Each is merely a tool, with a correct time and place to be wielded. The application of either one should inspire in us neither pleasure or shame—only a small whisper of doubt as to whether we chose correctly.
Hand in hand with the idea of humility is the precautionary principle. When in doubt, it may be wiser and sounder to err on the side of caution, and that may mean prolonging life.
When faced with this impossibly difficult question, often nobody will know the answer, not even the patient. But prolonging life at least temporarily (and it is always temporary) offers more time for clarity to emerge, and in the long run, more opportunities to adapt and discover happiness—as John Stuart Mills liked to say, more opportunities for “experiments in living.” At the peak of acuity during an ICU admission is the most difficult time to decide whether to live or die, yet that’s often when we ask.

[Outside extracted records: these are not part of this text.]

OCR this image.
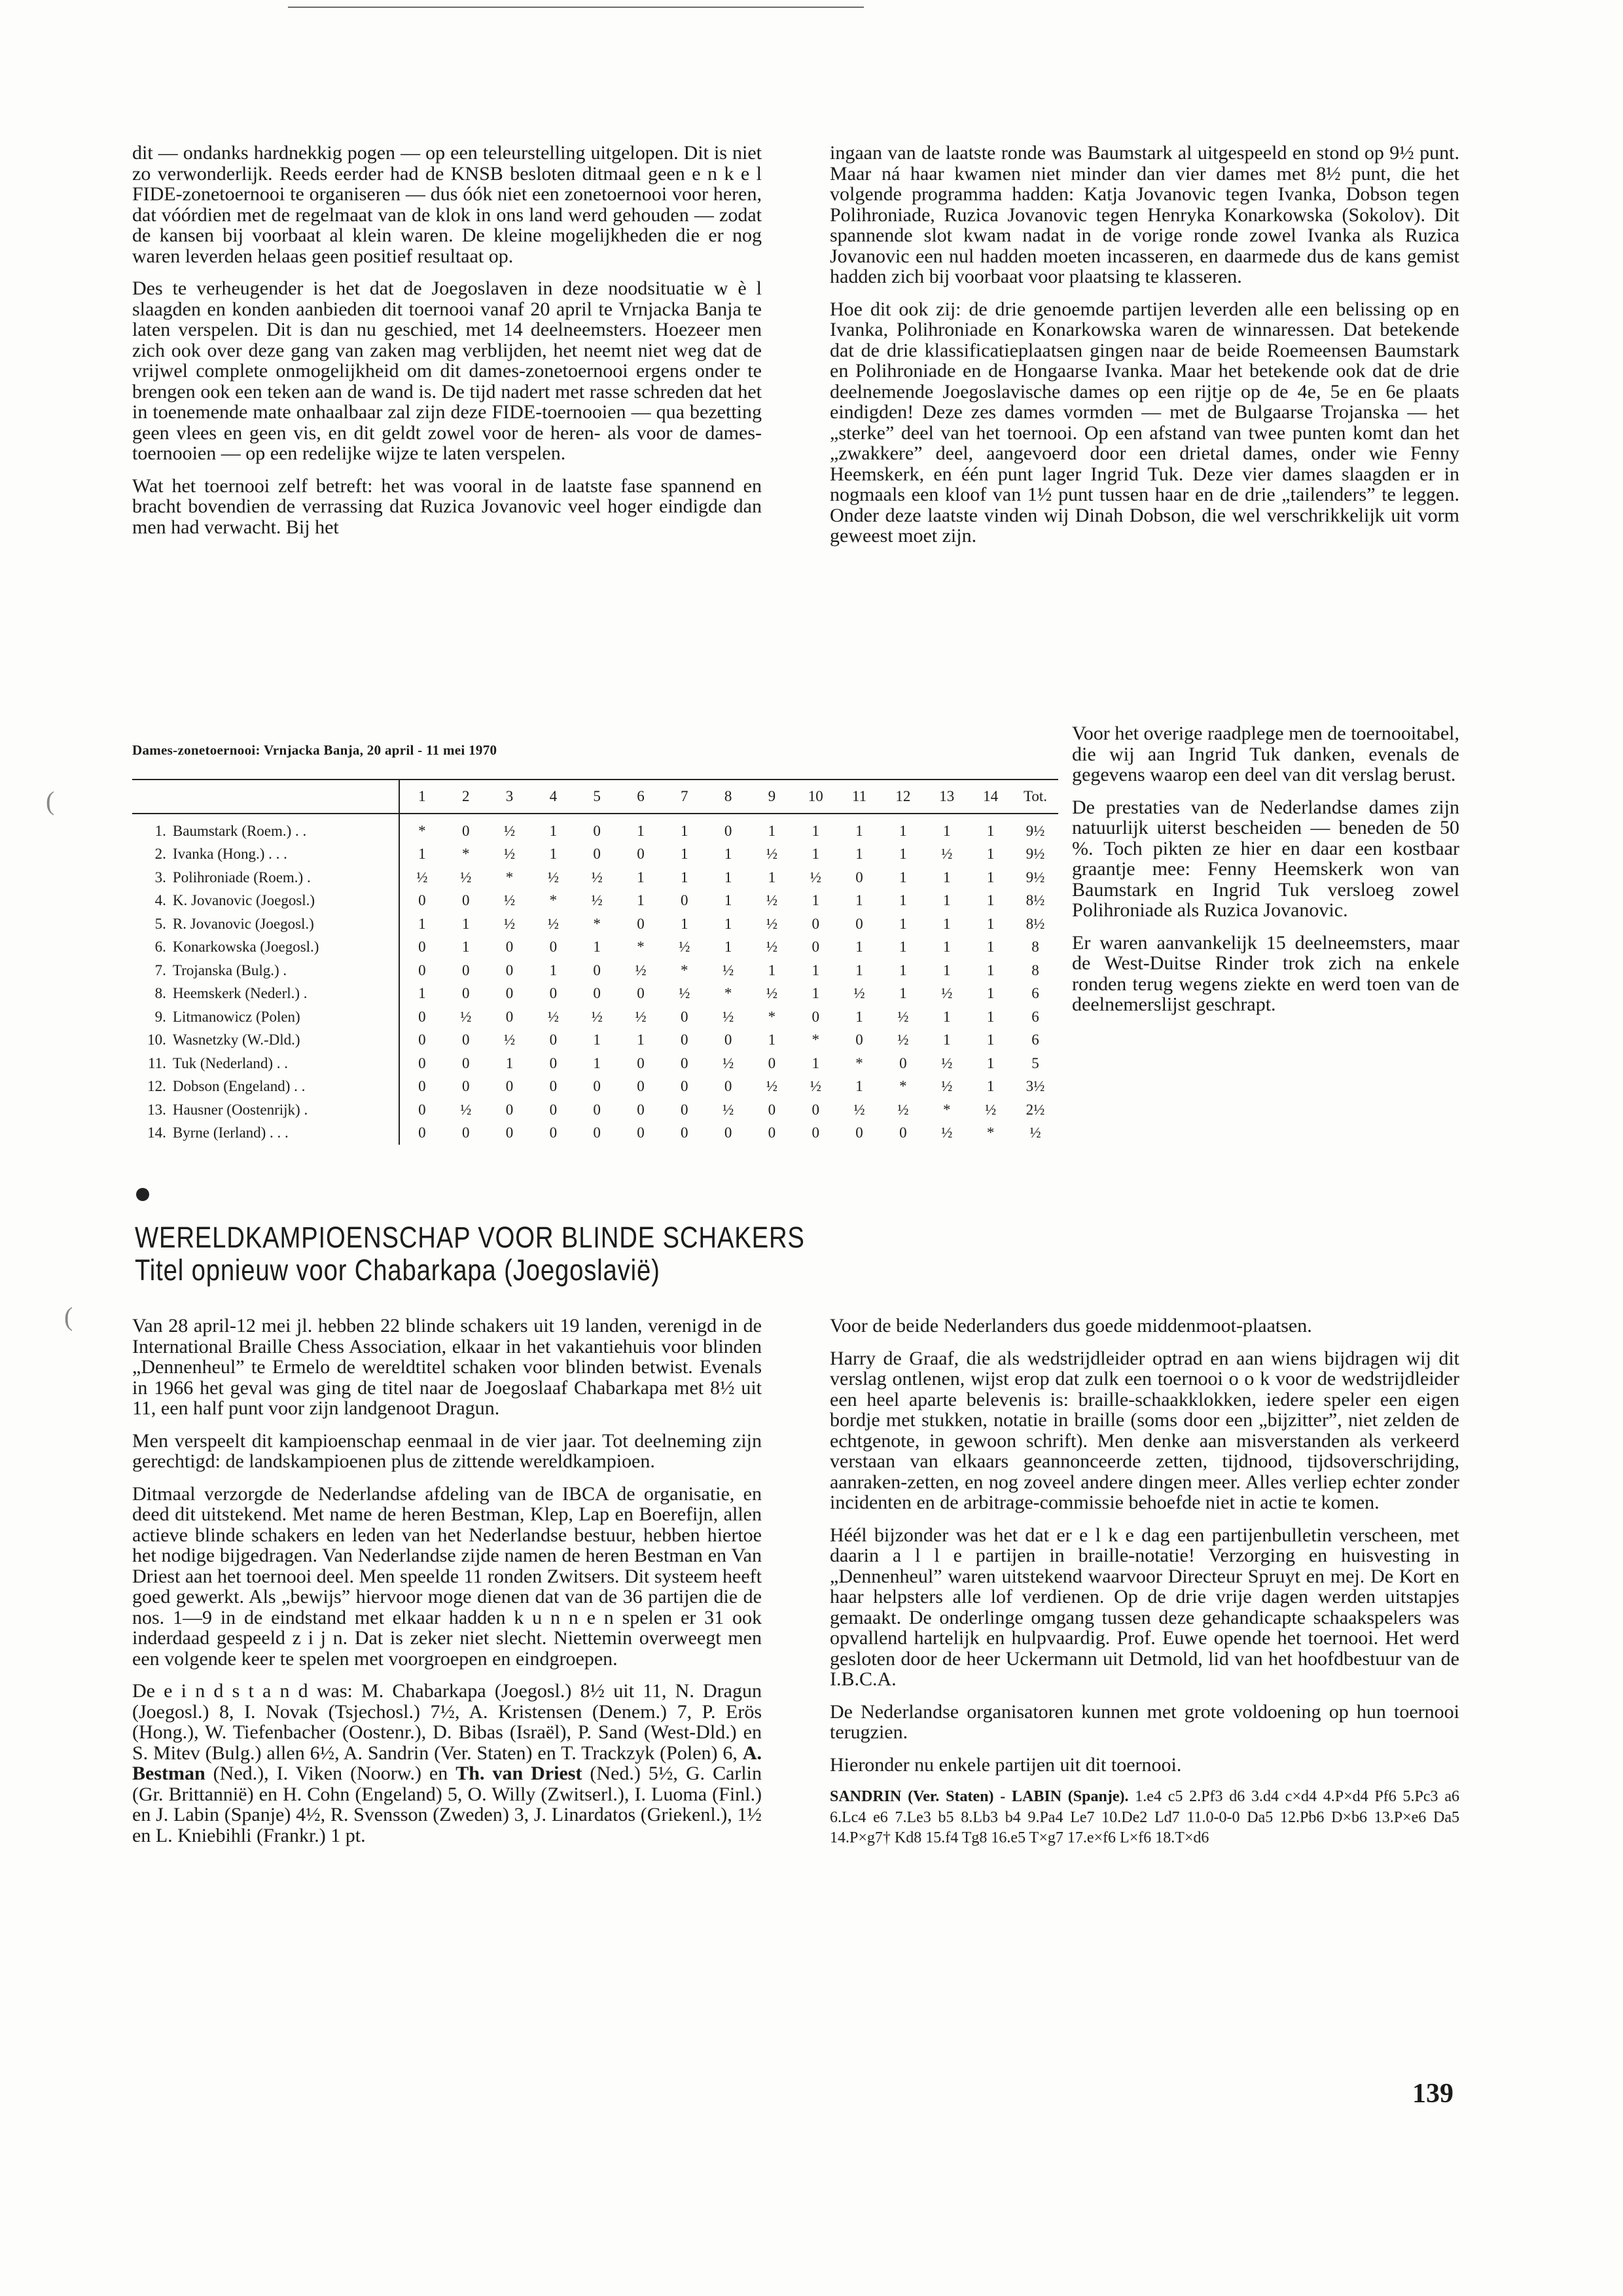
(
(

dit — ondanks hardnekkig pogen — op een teleurstelling uitgelopen. Dit is niet zo verwonderlijk. Reeds eerder had de KNSB besloten ditmaal geen e n k e l FIDE-zonetoernooi te organiseren — dus óók niet een zonetoernooi voor heren, dat vóórdien met de regelmaat van de klok in ons land werd gehouden — zodat de kansen bij voorbaat al klein waren. De kleine mogelijkheden die er nog waren leverden helaas geen positief resultaat op.

Des te verheugender is het dat de Joegoslaven in deze noodsituatie w è l slaagden en konden aanbieden dit toernooi vanaf 20 april te Vrnjacka Banja te laten verspelen. Dit is dan nu geschied, met 14 deelneemsters. Hoezeer men zich ook over deze gang van zaken mag verblijden, het neemt niet weg dat de vrijwel complete onmogelijkheid om dit dames-zonetoernooi ergens onder te brengen ook een teken aan de wand is. De tijd nadert met rasse schreden dat het in toenemende mate onhaalbaar zal zijn deze FIDE-toernooien — qua bezetting geen vlees en geen vis, en dit geldt zowel voor de heren- als voor de dames-toernooien — op een redelijke wijze te laten verspelen.

Wat het toernooi zelf betreft: het was vooral in de laatste fase spannend en bracht bovendien de verrassing dat Ruzica Jovanovic veel hoger eindigde dan men had verwacht. Bij het

ingaan van de laatste ronde was Baumstark al uitgespeeld en stond op 9½ punt. Maar ná haar kwamen niet minder dan vier dames met 8½ punt, die het volgende programma hadden: Katja Jovanovic tegen Ivanka, Dobson tegen Polihroniade, Ruzica Jovanovic tegen Henryka Konarkowska (Sokolov). Dit spannende slot kwam nadat in de vorige ronde zowel Ivanka als Ruzica Jovanovic een nul hadden moeten incasseren, en daarmede dus de kans gemist hadden zich bij voorbaat voor plaatsing te klasseren.

Hoe dit ook zij: de drie genoemde partijen leverden alle een belissing op en Ivanka, Polihroniade en Konarkowska waren de winnaressen. Dat betekende dat de drie klassificatieplaatsen gingen naar de beide Roemeensen Baumstark en Polihroniade en de Hongaarse Ivanka. Maar het betekende ook dat de drie deelnemende Joegoslavische dames op een rijtje op de 4e, 5e en 6e plaats eindigden! Deze zes dames vormden — met de Bulgaarse Trojanska — het „sterke” deel van het toernooi. Op een afstand van twee punten komt dan het „zwakkere” deel, aangevoerd door een drietal dames, onder wie Fenny Heemskerk, en één punt lager Ingrid Tuk. Deze vier dames slaagden er in nogmaals een kloof van 1½ punt tussen haar en de drie „tailenders” te leggen. Onder deze laatste vinden wij Dinah Dobson, die wel verschrikkelijk uit vorm geweest moet zijn.

Voor het overige raadplege men de toernooitabel, die wij aan Ingrid Tuk danken, evenals de gegevens waarop een deel van dit verslag berust.

De prestaties van de Nederlandse dames zijn natuurlijk uiterst bescheiden — beneden de 50 %. Toch pikten ze hier en daar een kostbaar graantje mee: Fenny Heemskerk won van Baumstark en Ingrid Tuk versloeg zowel Polihroniade als Ruzica Jovanovic.

Er waren aanvankelijk 15 deelneemsters, maar de West-Duitse Rinder trok zich na enkele ronden terug wegens ziekte en werd toen van de deelnemerslijst geschrapt.

Dames-zonetoernooi: Vrnjacka Banja, 20 april - 11 mei 1970
		1	2	3	4	5	6	7	8	9	10	11	12	13	14	Tot.
1.	Baumstark (Roem.) . .	*	0	½	1	0	1	1	0	1	1	1	1	1	1	9½
2.	Ivanka (Hong.) . . .	1	*	½	1	0	0	1	1	½	1	1	1	½	1	9½
3.	Polihroniade (Roem.) .	½	½	*	½	½	1	1	1	1	½	0	1	1	1	9½
4.	K. Jovanovic (Joegosl.)	0	0	½	*	½	1	0	1	½	1	1	1	1	1	8½
5.	R. Jovanovic (Joegosl.)	1	1	½	½	*	0	1	1	½	0	0	1	1	1	8½
6.	Konarkowska (Joegosl.)	0	1	0	0	1	*	½	1	½	0	1	1	1	1	8
7.	Trojanska (Bulg.) .	0	0	0	1	0	½	*	½	1	1	1	1	1	1	8
8.	Heemskerk (Nederl.) .	1	0	0	0	0	0	½	*	½	1	½	1	½	1	6
9.	Litmanowicz (Polen)	0	½	0	½	½	½	0	½	*	0	1	½	1	1	6
10.	Wasnetzky (W.-Dld.)	0	0	½	0	1	1	0	0	1	*	0	½	1	1	6
11.	Tuk (Nederland) . .	0	0	1	0	1	0	0	½	0	1	*	0	½	1	5
12.	Dobson (Engeland) . .	0	0	0	0	0	0	0	0	½	½	1	*	½	1	3½
13.	Hausner (Oostenrijk) .	0	½	0	0	0	0	0	½	0	0	½	½	*	½	2½
14.	Byrne (Ierland) . . .	0	0	0	0	0	0	0	0	0	0	0	0	½	*	½
WERELDKAMPIOENSCHAP VOOR BLINDE SCHAKERS
Titel opnieuw voor Chabarkapa (Joegoslavië)

Van 28 april-12 mei jl. hebben 22 blinde schakers uit 19 landen, verenigd in de International Braille Chess Association, elkaar in het vakantiehuis voor blinden „Dennenheul” te Ermelo de wereldtitel schaken voor blinden betwist. Evenals in 1966 het geval was ging de titel naar de Joegoslaaf Chabarkapa met 8½ uit 11, een half punt voor zijn landgenoot Dragun.

Men verspeelt dit kampioenschap eenmaal in de vier jaar. Tot deelneming zijn gerechtigd: de landskampioenen plus de zittende wereldkampioen.

Ditmaal verzorgde de Nederlandse afdeling van de IBCA de organisatie, en deed dit uitstekend. Met name de heren Bestman, Klep, Lap en Boerefijn, allen actieve blinde schakers en leden van het Nederlandse bestuur, hebben hiertoe het nodige bijgedragen. Van Nederlandse zijde namen de heren Bestman en Van Driest aan het toernooi deel. Men speelde 11 ronden Zwitsers. Dit systeem heeft goed gewerkt. Als „bewijs” hiervoor moge dienen dat van de 36 partijen die de nos. 1—9 in de eindstand met elkaar hadden k u n n e n spelen er 31 ook inderdaad gespeeld z i j n. Dat is zeker niet slecht. Niettemin overweegt men een volgende keer te spelen met voorgroepen en eindgroepen.

De e i n d s t a n d was: M. Chabarkapa (Joegosl.) 8½ uit 11, N. Dragun (Joegosl.) 8, I. Novak (Tsjechosl.) 7½, A. Kristensen (Denem.) 7, P. Erös (Hong.), W. Tiefenbacher (Oostenr.), D. Bibas (Israël), P. Sand (West-Dld.) en S. Mitev (Bulg.) allen 6½, A. Sandrin (Ver. Staten) en T. Trackzyk (Polen) 6, A. Bestman (Ned.), I. Viken (Noorw.) en Th. van Driest (Ned.) 5½, G. Carlin (Gr. Brittannië) en H. Cohn (Engeland) 5, O. Willy (Zwitserl.), I. Luoma (Finl.) en J. Labin (Spanje) 4½, R. Svensson (Zweden) 3, J. Linardatos (Griekenl.), 1½ en L. Kniebihli (Frankr.) 1 pt.

Voor de beide Nederlanders dus goede middenmoot-plaatsen.

Harry de Graaf, die als wedstrijdleider optrad en aan wiens bijdragen wij dit verslag ontlenen, wijst erop dat zulk een toernooi o o k voor de wedstrijdleider een heel aparte belevenis is: braille-schaakklokken, iedere speler een eigen bordje met stukken, notatie in braille (soms door een „bijzitter”, niet zelden de echtgenote, in gewoon schrift). Men denke aan misverstanden als verkeerd verstaan van elkaars geannonceerde zetten, tijdnood, tijdsoverschrijding, aanraken-zetten, en nog zoveel andere dingen meer. Alles verliep echter zonder incidenten en de arbitrage-commissie behoefde niet in actie te komen.

Héél bijzonder was het dat er e l k e dag een partijenbulletin verscheen, met daarin a l l e partijen in braille-notatie! Verzorging en huisvesting in „Dennenheul” waren uitstekend waarvoor Directeur Spruyt en mej. De Kort en haar helpsters alle lof verdienen. Op de drie vrije dagen werden uitstapjes gemaakt. De onderlinge omgang tussen deze gehandicapte schaakspelers was opvallend hartelijk en hulpvaardig. Prof. Euwe opende het toernooi. Het werd gesloten door de heer Uckermann uit Detmold, lid van het hoofdbestuur van de I.B.C.A.

De Nederlandse organisatoren kunnen met grote voldoening op hun toernooi terugzien.

Hieronder nu enkele partijen uit dit toernooi.

SANDRIN (Ver. Staten) - LABIN (Spanje). 1.e4 c5 2.Pf3 d6 3.d4 c×d4 4.P×d4 Pf6 5.Pc3 a6 6.Lc4 e6 7.Le3 b5 8.Lb3 b4 9.Pa4 Le7 10.De2 Ld7 11.0-0-0 Da5 12.Pb6 D×b6 13.P×e6 Da5 14.P×g7† Kd8 15.f4 Tg8 16.e5 T×g7 17.e×f6 L×f6 18.T×d6

139
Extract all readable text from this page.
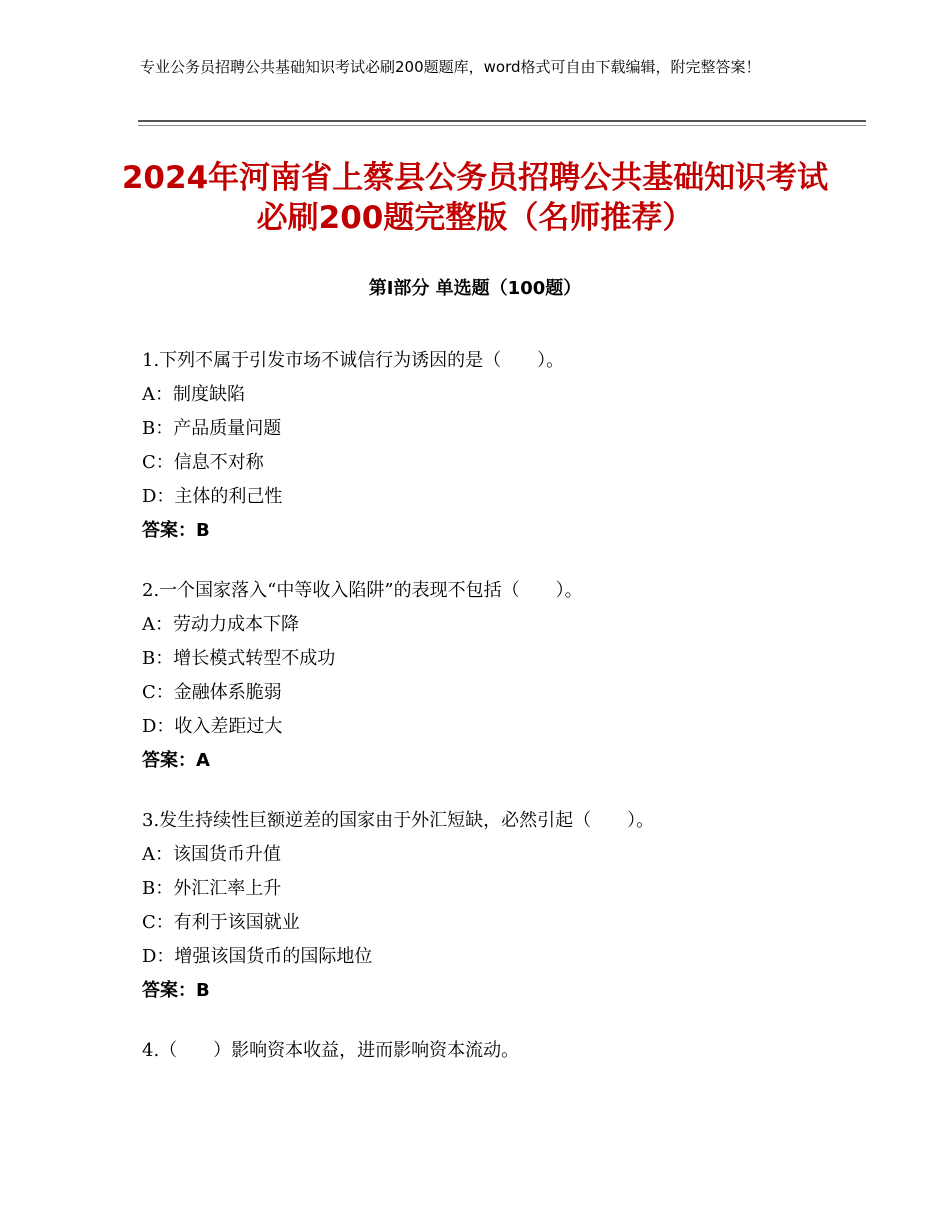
专业公务员招聘公共基础知识考试必刷200题题库，word格式可自由下载编辑，附完整答案！
2024年河南省上蔡县公务员招聘公共基础知识考试必刷200题完整版（名师推荐）
第Ⅰ部分 单选题（100题）
1.下列不属于引发市场不诚信行为诱因的是（　　）。
A：制度缺陷
B：产品质量问题
C：信息不对称
D：主体的利己性
答案：B
2.一个国家落入“中等收入陷阱”的表现不包括（　　）。
A：劳动力成本下降
B：增长模式转型不成功
C：金融体系脆弱
D：收入差距过大
答案：A
3.发生持续性巨额逆差的国家由于外汇短缺，必然引起（　　）。
A：该国货币升值
B：外汇汇率上升
C：有利于该国就业
D：增强该国货币的国际地位
答案：B
4.（　　）影响资本收益，进而影响资本流动。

Medical care that brings about comfort is just is important as that which seeks to prolong life. Yet when it’s unclear which is most appropriate, it takes greater hubris, with greater potential for error, to recommend accepting death than to postpone it.
These are difficult, troubling questions. Difficult because we often lack the answer, but also because there may be no answer; troubling because they reach beyond medicine, to the heart of what life is really about.
There’s no way to simplify the equation, and maybe that’s the real lesson here. We need to stop believing we have the right answer, and stop judging patients and their advocates who fail to “get it.” Instead, we should sit with them, offer whatever facts and guidance we can, and struggle alongside them to reach an outcome as good as we can endeavor to make it.
That may or may not be enough. But it’s all we’ve got.